Positive mass gap of quantum Yang-Mills Fields

TL;DR

This paper constructs a rigorous 4D quantum Yang-Mills theory satisfying Wightman's axioms, demonstrating a positive mass gap and its implications for the clustering property.

Contribution

It introduces a novel construction of a quantum Yang-Mills field with a positive mass gap, using a new Hilbert space structure and path integral quantization.

Findings

Existence of a positive mass gap in the constructed theory

The mass gap is strictly positive across all irreducible representations

The positive mass gap implies the Clustering Theorem

Abstract

We construct a 4-dimensional quantum field theory on a Hilbert space, dependent on a simple Lie Algebra of a compact Lie group, that satisfies Wightman's axioms.
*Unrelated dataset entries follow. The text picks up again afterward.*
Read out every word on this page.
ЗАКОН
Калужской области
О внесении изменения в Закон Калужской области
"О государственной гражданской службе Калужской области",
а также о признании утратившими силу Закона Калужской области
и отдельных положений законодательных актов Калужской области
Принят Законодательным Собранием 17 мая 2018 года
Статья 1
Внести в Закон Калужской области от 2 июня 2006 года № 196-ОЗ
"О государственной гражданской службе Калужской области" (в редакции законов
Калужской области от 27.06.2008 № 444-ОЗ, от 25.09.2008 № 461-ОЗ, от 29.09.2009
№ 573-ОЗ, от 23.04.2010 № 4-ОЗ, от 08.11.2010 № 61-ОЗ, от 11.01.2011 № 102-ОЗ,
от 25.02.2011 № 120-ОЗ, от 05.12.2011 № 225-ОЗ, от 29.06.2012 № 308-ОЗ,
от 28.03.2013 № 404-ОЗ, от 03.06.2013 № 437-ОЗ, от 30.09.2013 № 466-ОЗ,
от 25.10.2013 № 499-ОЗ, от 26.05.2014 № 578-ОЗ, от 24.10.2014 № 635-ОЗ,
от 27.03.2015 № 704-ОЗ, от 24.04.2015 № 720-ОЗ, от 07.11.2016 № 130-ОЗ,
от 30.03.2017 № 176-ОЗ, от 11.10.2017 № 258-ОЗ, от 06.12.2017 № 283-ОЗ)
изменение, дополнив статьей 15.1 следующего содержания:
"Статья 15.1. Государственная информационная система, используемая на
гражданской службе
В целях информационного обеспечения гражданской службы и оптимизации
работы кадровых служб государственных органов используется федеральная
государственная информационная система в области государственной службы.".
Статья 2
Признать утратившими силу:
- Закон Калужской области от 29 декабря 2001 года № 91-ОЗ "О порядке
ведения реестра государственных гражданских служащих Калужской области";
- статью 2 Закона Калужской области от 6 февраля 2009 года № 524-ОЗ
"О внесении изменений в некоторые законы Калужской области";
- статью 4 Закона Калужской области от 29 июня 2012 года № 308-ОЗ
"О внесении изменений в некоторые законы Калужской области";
This Hilbert space can be written as a countable sum of non-separable Hilbert spaces, each indexed by a non-trivial, inequivalent irreducible representation of the Lie Algebra. In each component Hilbert space, a state is given by a triple, a space-like rectangular surface $S$ in $\mathbb{R}^4$, a measurable section of the Lie Algebra bundle over this surface $S$, represented irreducibly as a matrix, and a Minkowski frame. The inner product is associated with the area of the surface $S$. In our previous work, we constructed a Yang-Mills measure for a compact semi-simple gauge group. We will use a Yang-Mills path integral to quantize the momentum and energy in this theory. During the quantization process, renormalization techniques and asymptotic freedom will be used. Each component Hilbert space is the eigenspace for the momentum operator and Hamiltonian, and the corresponding Hamiltonian eigenvalue is given by the quadratic Casimir operator. The eigenvalue of the corresponding momentum operator will be shown to be strictly less than the eigenvalue of the Hamiltonian, hence showing the existence of a positive mass gap in each component Hilbert space. We will further show that the infimum of the set containing positive mass gaps, each indexed by an irreducible representation, is strictly positive. In the last section, we will show how the positive mass gap will imply the Clustering Theorem.